Muchos años después, Raquelita me mandó una novela corta
extraordinaria, inolvidable, intensa como un diamante, escrita por
Castelao, humorista gallego que murió cuando yo nací, en 1950. Compró
el libro por el título: "Un ojo de vidrio", memorias de un esqueleto
que usaba un ojo de vidrio en el Más Allá.
Sé por qué me cautivó de inmediato su lectura: por razones que
desconozco, soy cultor del macabrismo, al igual que Castelao. Esta
temible palabra se refiere a una tendencia muy corriente en la Edad
Media: revivir con humor a la muerte y a los muertos. Luego vino el
Renacimiento y el predominio de la Razón, que se negó a creer en
aparecidos.
Castelao es un delicioso macabrista creador del esqueleto de ojo de
vidrio que cuenta su vida, y este servidor, como bien lo saben sus
paisanos, ha escrito El run run de la calavera, una novela festiva
sobre la muerte y los muertitos rebeldes que disfrutan de los ritos
del Día de Difuntos y, al influjo de la buena chicha culli, se
resisten a volver al Más Allá.
Del mismo modo, y tal vez por desesperación de no poder devolverle
la vida a mi entrañable carnal Alfredo Medrano, se me ocurrió
nombrarlo corresponsal en el Más Allá, a ver si transcribiendo lo que
él me dicta puedo de algún modo revivirlo.
Veamos un pequeño fragmento de la novelita de Castelao:
"Fue una noche de luna llena cuando salí de la fosa por primera vez.
Trabajito me costó desentumecer las piernas y cuando me levanté y
saqué la cabeza fuera de la tierra, me quedé pasmado… Aquel ojo de
cristal que no me había servido de nada en la vida ahora me sirve para
mirar. Loco de contento me saqué el ojo, le di cuatro besos y volví a
ponerlo en su sitio. De un impulso salté de la fosa y fui hacia el
lugar de reunión de los esqueletos. […] Harto de contemplar a mis
compañeros bailando como si fuesen huesos al son de la Danza Macabra
de Saint Säens, me aparté del mentidero y me fijé en un esqueleto que
estaba sentado en una lápida y que tenía la calavera ladeada
(expresión de tristeza y melancolía en este mundo). Me acerqué a él y
observé cómo protegía en la caja que forman las caderas un esqueleto
pequeñito. En seguida me di cuenta de que era un esqueleto de mujer y
pregunté amablemente:
--- ¿Es usted una de las mujeres de las que mataron en Oseira, Nebra o Sofán?
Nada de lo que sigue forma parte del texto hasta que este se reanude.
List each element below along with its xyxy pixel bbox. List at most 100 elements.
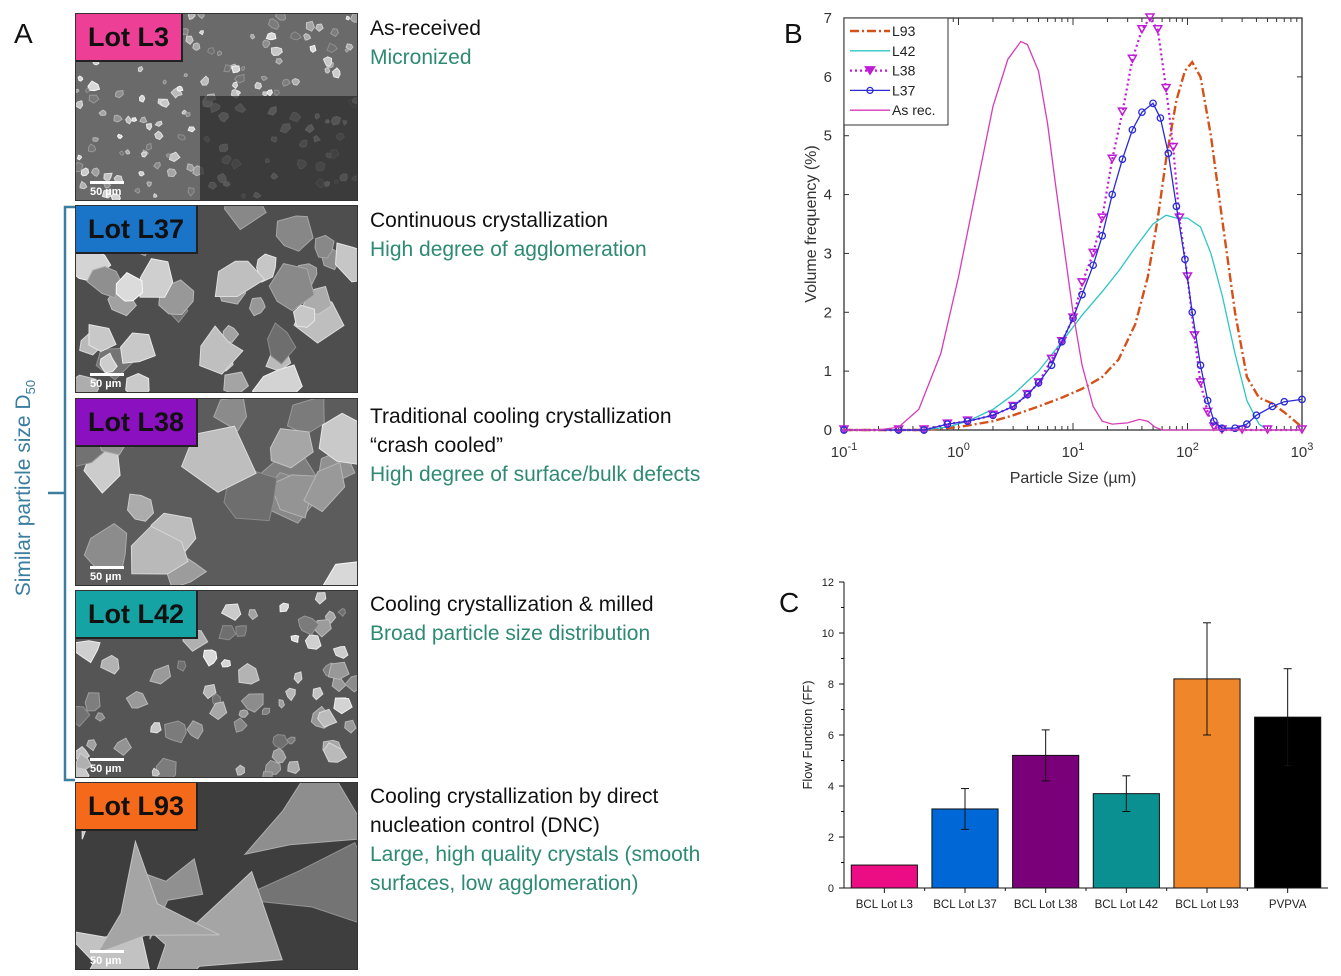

---No señor, no – me respondió-- ¡Morí de tristeza!
Después observé que en los huesos de las caderas no tenía agujeros de bala.
---Muy honda debió ser la tristeza –le dije.
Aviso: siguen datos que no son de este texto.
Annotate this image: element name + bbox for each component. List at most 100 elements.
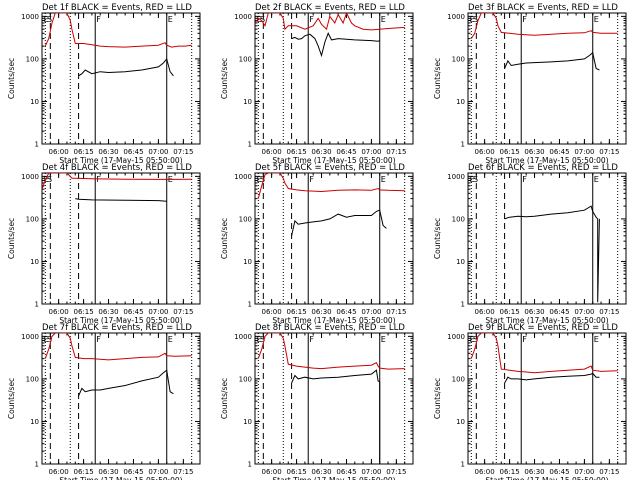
- y-axis-label: Counts/sec: [220, 378, 229, 419]
- series-line-red: [42, 173, 192, 190]
- y-tick-label: 100: [239, 375, 252, 383]
- y-axis-label: Counts/sec: [433, 58, 442, 99]
- x-tick-label: 07:15: [173, 308, 193, 316]
- event-marker-label: F: [522, 175, 527, 184]
- event-marker-label: E: [470, 15, 475, 24]
- event-marker-label: E: [257, 175, 262, 184]
- event-marker-label: F: [522, 335, 527, 344]
- x-tick-label: 06:15: [499, 148, 519, 156]
- series-line-black: [291, 369, 381, 463]
- chart-panel-7: Det 7f BLACK = Events, RED = LLD 1 10 100 10…: [7, 323, 201, 480]
- event-marker-label: E: [381, 335, 386, 344]
- y-tick-label: 1000: [21, 333, 39, 341]
- series-line-red: [255, 13, 405, 31]
- series-line-red: [257, 333, 405, 370]
- event-marker-label: E: [381, 15, 386, 24]
- y-tick-label: 1: [248, 461, 252, 469]
- event-marker-label: E: [44, 15, 49, 24]
- series-line-red: [470, 13, 618, 39]
- event-marker-label: F: [96, 15, 101, 24]
- series-line-black: [78, 369, 174, 397]
- x-tick-label: 07:00: [574, 148, 594, 156]
- event-marker-label: E: [594, 175, 599, 184]
- x-tick-label: 06:00: [475, 148, 495, 156]
- x-axis-label: Start Time (17-May-15 05:50:00): [59, 316, 182, 325]
- x-axis-label: Start Time (17-May-15 05:50:00): [59, 476, 182, 480]
- x-axis-label: Start Time (17-May-15 05:50:00): [272, 476, 395, 480]
- y-tick-label: 10: [243, 418, 252, 426]
- plot-frame: [467, 12, 627, 145]
- x-tick-label: 07:00: [148, 148, 168, 156]
- x-tick-label: 06:30: [524, 308, 544, 316]
- x-tick-label: 06:30: [524, 468, 544, 476]
- chart-title: Det 7f BLACK = Events, RED = LLD: [42, 323, 192, 333]
- x-axis-label: Start Time (17-May-15 05:50:00): [272, 156, 395, 165]
- x-tick-label: 06:30: [311, 308, 331, 316]
- event-marker-label: E: [44, 335, 49, 344]
- series-line-black: [504, 372, 600, 384]
- x-axis-label: Start Time (17-May-15 05:50:00): [485, 476, 608, 480]
- y-tick-label: 10: [243, 258, 252, 266]
- event-marker-label: S: [47, 175, 52, 184]
- plot-frame: [254, 332, 414, 465]
- y-tick-label: 100: [452, 55, 465, 63]
- x-tick-label: 06:30: [98, 468, 118, 476]
- x-tick-label: 06:15: [499, 468, 519, 476]
- x-axis-label: Start Time (17-May-15 05:50:00): [485, 156, 608, 165]
- y-tick-label: 1: [35, 141, 39, 149]
- x-tick-label: 07:00: [148, 308, 168, 316]
- y-tick-label: 1000: [21, 173, 39, 181]
- chart-panel-5: Det 5f BLACK = Events, RED = LLD 1 10 100 10…: [220, 163, 414, 325]
- x-tick-label: 07:15: [386, 468, 406, 476]
- series-line-black: [291, 209, 387, 236]
- event-marker-label: F: [96, 175, 101, 184]
- plot-frame: [41, 12, 201, 145]
- y-tick-label: 1000: [21, 13, 39, 21]
- x-tick-label: 07:15: [386, 308, 406, 316]
- y-tick-label: 1000: [234, 333, 252, 341]
- chart-panel-1: Det 1f BLACK = Events, RED = LLD 1 10 100 10…: [7, 3, 201, 165]
- x-tick-label: 06:45: [336, 148, 356, 156]
- y-tick-label: 1: [35, 301, 39, 309]
- x-tick-label: 06:00: [262, 148, 282, 156]
- y-axis-label: Counts/sec: [220, 58, 229, 99]
- chart-title: Det 1f BLACK = Events, RED = LLD: [42, 3, 192, 13]
- series-line-red: [44, 333, 192, 361]
- x-tick-label: 06:00: [49, 148, 69, 156]
- x-tick-label: 06:45: [123, 308, 143, 316]
- x-tick-label: 07:15: [386, 148, 406, 156]
- x-tick-label: 07:15: [599, 308, 619, 316]
- y-tick-label: 1000: [447, 333, 465, 341]
- x-axis-label: Start Time (17-May-15 05:50:00): [272, 316, 395, 325]
- event-marker-label: E: [594, 15, 599, 24]
- event-marker-label: F: [522, 15, 527, 24]
- chart-title: Det 5f BLACK = Events, RED = LLD: [255, 163, 405, 173]
- event-marker-label: E: [594, 335, 599, 344]
- x-tick-label: 07:15: [173, 148, 193, 156]
- x-tick-label: 06:15: [286, 468, 306, 476]
- y-tick-label: 100: [26, 375, 39, 383]
- x-tick-label: 06:45: [549, 308, 569, 316]
- chart-panel-4: Det 4f BLACK = Events, RED = LLD 1 10 100 10…: [7, 163, 201, 325]
- y-axis-label: Counts/sec: [220, 218, 229, 259]
- series-line-black: [504, 51, 600, 71]
- y-tick-label: 10: [30, 98, 39, 106]
- y-tick-label: 1: [248, 301, 252, 309]
- x-tick-label: 06:00: [475, 308, 495, 316]
- event-marker-label: E: [257, 335, 262, 344]
- y-tick-label: 1: [35, 461, 39, 469]
- y-axis-label: Counts/sec: [7, 58, 16, 99]
- y-tick-label: 10: [243, 98, 252, 106]
- x-tick-label: 06:00: [49, 468, 69, 476]
- y-tick-label: 100: [26, 55, 39, 63]
- event-marker-label: E: [168, 335, 173, 344]
- chart-title: Det 4f BLACK = Events, RED = LLD: [42, 163, 192, 173]
- x-tick-label: 06:15: [286, 148, 306, 156]
- plot-frame: [254, 12, 414, 145]
- x-tick-label: 06:15: [73, 148, 93, 156]
- event-marker-label: S: [260, 15, 265, 24]
- chart-title: Det 3f BLACK = Events, RED = LLD: [468, 3, 618, 13]
- x-tick-label: 07:00: [574, 468, 594, 476]
- chart-title: Det 9f BLACK = Events, RED = LLD: [468, 323, 618, 333]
---Sí señor. Morí enamorada del hombre que se pudre debajo de esta piedra.
Y al mirar la piedra pude leer un epitafio en verso castellano y
colgando de la cruz vi un retrato con marco de varilla dorado. Era un
sargento de bigote rotundo fumando un puro con vitola.
No quise saber más y me fui a acostar."
Maravillosa lectura para quien podría dibujarse a sí mismo como un
esqueleto con ojo de vidrio.
TIM BURTON Y BORIS VIAN
Cuando vi La novia cadáver, de Tim Burton, lloré de emoción porque era
mi Run run llevado al cine. Era el mismo soplo vital de alegría, amor
y regocijo que yo había querido insuflar en los personajes de El run
run.
Algunos críticos se contentan con clasificar a El run run como una
obra costumbrista. No creo que sea el caso, porque su segunda parte es
un cover o tributo a La espuma de los días, novela escrita por Boris
Vian. Digo cover porque en toda la segunda parte hay motivos que sólo
se explican en la óptica de ese gran escritor francés, que era sátrapa
del Colegio de Patafísica, de París. Hace unos meses se conmemoró los
cincuenta años de su muerte y los analistas subrayaron la influencia
que tuvo en la literatura argentina, particularmente en los personajes
y situaciones de las novelas de Julio Cortázar. Así ese sentido de
gratuidad y de desapego del utilitarismo que encontramos en Historias
de cronopios y de famas, trasunta una influencia de Vian; el culto a
la patafísica es cosa de Vian; y los personajes de Rayuela, son
vianescos.
El run run de la calavera es la única obra boliviana adicta al
escritor francés, cuya memoria es rescatada hoy que La espuma de los
días ha sido incorporada a las ediciones de La Pléiade, una
consagración definitiva en la literatura francesa. En La espuma de los
días, hay un curioso invento, el pianocktail, que, según se interpreta
en sus teclas un blues de Duke Ellington, produce cocteles
sofisticados y exquisitos. En El run run hay otro pianocktail que
produce deliciosos platos criollos.
Es fácil llevarse por la inercia crítica y calificarla como novela
costumbrista, pero está inspirada en la lectura del novelista,
compositor, ingeniero, inventor francés autor de La espuma de los días
y de El otoño en Pekín, entre sus mejores obras.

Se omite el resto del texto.